AUTHOR=Kaelin Vera C. , Valizadeh Mina , Salgado Zurisadai , Sim Julia G. , Anaby Dana , Boyd Andrew D. , Parde Natalie , Khetani Mary A. TITLE=Capturing and Operationalizing Participation in Pediatric Re/Habilitation Research Using Artificial Intelligence: A Scoping Review JOURNAL=Frontiers in Rehabilitation Sciences VOLUME=3 YEAR=2022 URL=https://www.frontiersin.org/journals/rehabilitation-sciences/articles/10.3389/fresc.2022.855240 DOI=10.3389/fresc.2022.855240 ISSN=2673-6861 ABSTRACT=Background

There is increased interest in using artificial intelligence (AI) to provide participation-focused pediatric re/habilitation. Existing reviews on the use of AI in participation-focused pediatric re/habilitation focus on interventions and do not screen articles based on their definition of participation. AI-based assessments may help reduce provider burden and can support operationalization of the construct under investigation. To extend knowledge of the landscape on AI use in participation-focused pediatric re/habilitation, a scoping review on AI-based participation-focused assessments is needed.

Objective

To understand how the construct of participation is captured and operationalized in pediatric re/habilitation using AI.

Methods

We conducted a scoping review of literature published in Pubmed, PsycInfo, ERIC, CINAHL, IEEE Xplore, ACM Digital Library, ProQuest Dissertation and Theses, ACL Anthology, AAAI Digital Library, and Google Scholar. Documents were screened by 2–3 independent researchers following a systematic procedure and using the following inclusion criteria: (1) focuses on capturing participation using AI; (2) includes data on children and/or youth with a congenital or acquired disability; and (3) published in English. Data from included studies were extracted [e.g., demographics, type(s) of AI used], summarized, and sorted into categories of participation-related constructs.

Results

Twenty one out of 3,406 documents were included. Included assessment approaches mainly captured participation through annotated observations (n = 20; 95%), were administered in person (n = 17; 81%), and applied machine learning (n = 20; 95%) and computer vision (n = 13; 62%).
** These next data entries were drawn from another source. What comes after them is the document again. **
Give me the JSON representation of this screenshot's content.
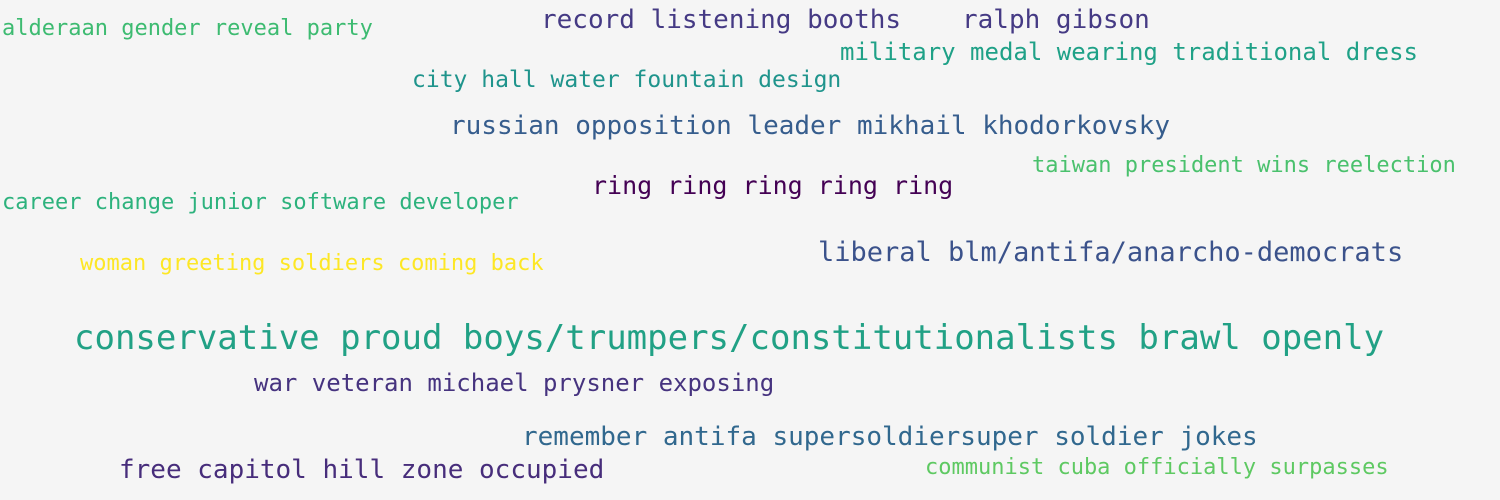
{
  "phrases": [
    {
      "text": "alderaan gender reveal party",
      "color": "#3dbb71"
    },
    {
      "text": "record listening booths",
      "color": "#453a84"
    },
    {
      "text": "ralph gibson",
      "color": "#453a84"
    },
    {
      "text": "military medal wearing traditional dress",
      "color": "#1fa187"
    },
    {
      "text": "city hall water fountain design",
      "color": "#1f948c"
    },
    {
      "text": "russian opposition leader mikhail khodorkovsky",
      "color": "#365d8d"
    },
    {
      "text": "taiwan president wins reelection",
      "color": "#4ac16d"
    },
    {
      "text": "career change junior software developer",
      "color": "#2db27d"
    },
    {
      "text": "ring ring ring ring ring",
      "color": "#440154"
    },
    {
      "text": "liberal blm/antifa/anarcho-democrats",
      "color": "#3b528b"
    },
    {
      "text": "woman greeting soldiers coming back",
      "color": "#fde725"
    },
    {
      "text": "conservative proud boys/trumpers/constitutionalists brawl openly",
      "color": "#21a185"
    },
    {
      "text": "war veteran michael prysner exposing",
      "color": "#46337f"
    },
    {
      "text": "remember antifa supersoldiersuper soldier jokes",
      "color": "#31688e"
    },
    {
      "text": "free capitol hill zone occupied",
      "color": "#472d7b"
    },
    {
      "text": "communist cuba officially surpasses",
      "color": "#5ec962"
    }
  ]
}
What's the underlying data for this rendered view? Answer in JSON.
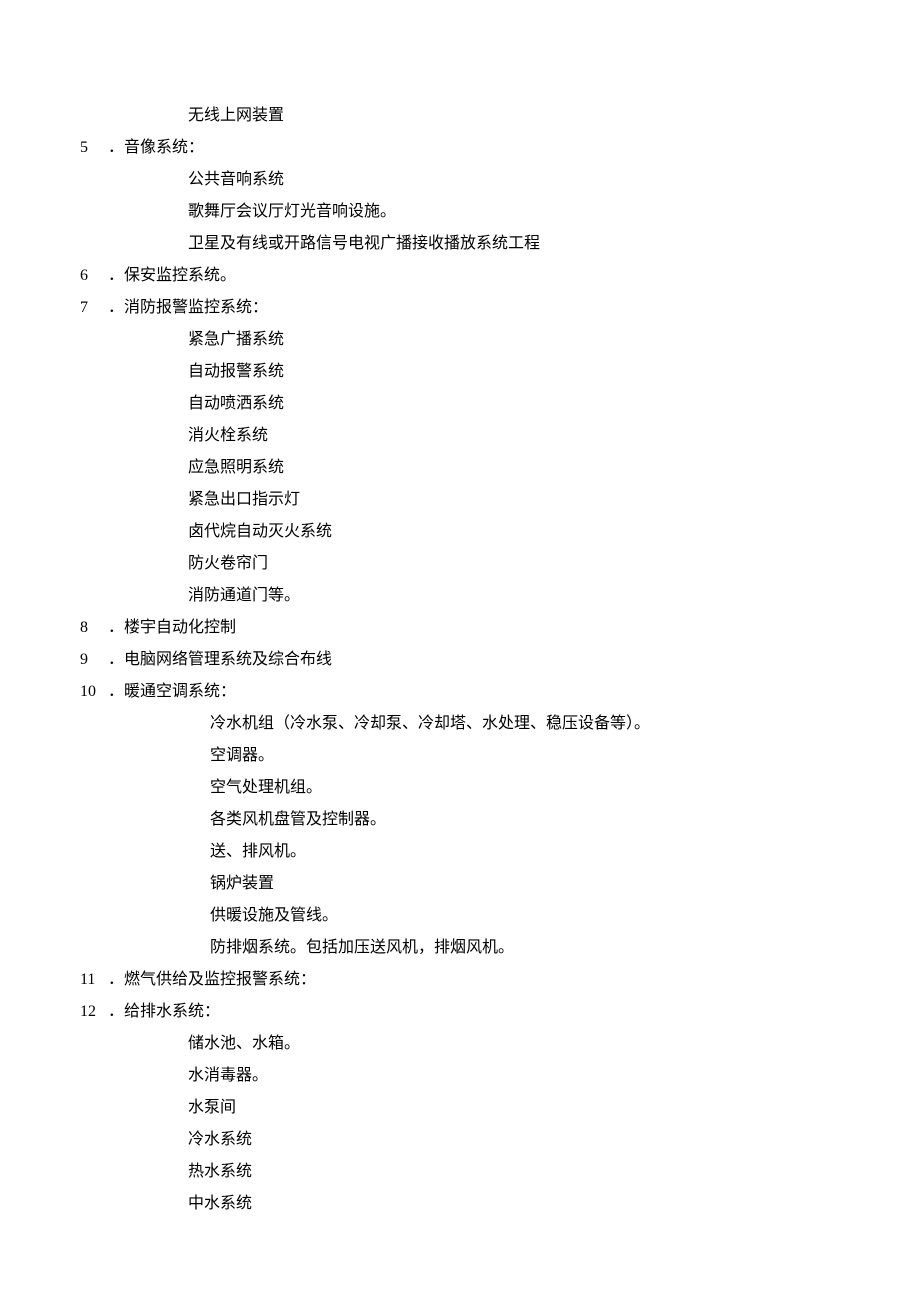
{
  "pre_items": [
    "无线上网装置"
  ],
  "sections": [
    {
      "number": "5",
      "title": "．音像系统：",
      "indent": "sub",
      "items": [
        "公共音响系统",
        "歌舞厅会议厅灯光音响设施。",
        "卫星及有线或开路信号电视广播接收播放系统工程"
      ]
    },
    {
      "number": "6",
      "title": "．保安监控系统。",
      "indent": "sub",
      "items": []
    },
    {
      "number": "7",
      "title": "．消防报警监控系统：",
      "indent": "sub",
      "items": [
        "紧急广播系统",
        "自动报警系统",
        "自动喷洒系统",
        "消火栓系统",
        "应急照明系统",
        "紧急出口指示灯",
        "卤代烷自动灭火系统",
        "防火卷帘门",
        "消防通道门等。"
      ]
    },
    {
      "number": "8",
      "title": "．楼宇自动化控制",
      "indent": "sub",
      "items": []
    },
    {
      "number": "9",
      "title": "．电脑网络管理系统及综合布线",
      "indent": "sub",
      "items": []
    },
    {
      "number": "10",
      "title": "．暖通空调系统：",
      "indent": "deep",
      "items": [
        "冷水机组（冷水泵、冷却泵、冷却塔、水处理、稳压设备等）。",
        "空调器。",
        "空气处理机组。",
        "各类风机盘管及控制器。",
        "送、排风机。",
        "锅炉装置",
        "供暖设施及管线。",
        "防排烟系统。包括加压送风机，排烟风机。"
      ]
    },
    {
      "number": "11",
      "title": "．燃气供给及监控报警系统：",
      "indent": "sub",
      "items": []
    },
    {
      "number": "12",
      "title": "．给排水系统：",
      "indent": "sub",
      "items": [
        "储水池、水箱。",
        "水消毒器。",
        "水泵间",
        "冷水系统",
        "热水系统",
        "中水系统"
      ]
    }
  ]
}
None integrated the child or youth perspective and only one included the caregiver perspective. All assessment approaches captured behavioral involvement, and none captured emotional or cognitive involvement or attendance. Additionally, 24% (n = 5) of the assessment approaches captured participation-related constructs like activity competencies and 57% (n = 12) captured aspects not included in contemporary frameworks of participation.

Conclusions

Main gaps for future research include lack of: (1) research reporting on common demographic factors and including samples representing the population of children and youth with a congenital or acquired disability; (2) AI-based participation assessment approaches integrating the child or youth perspective; (3) remotely administered AI-based assessment approaches capturing both child or youth attendance and involvement; and (4) AI-based assessment approaches aligning with contemporary definitions of participation.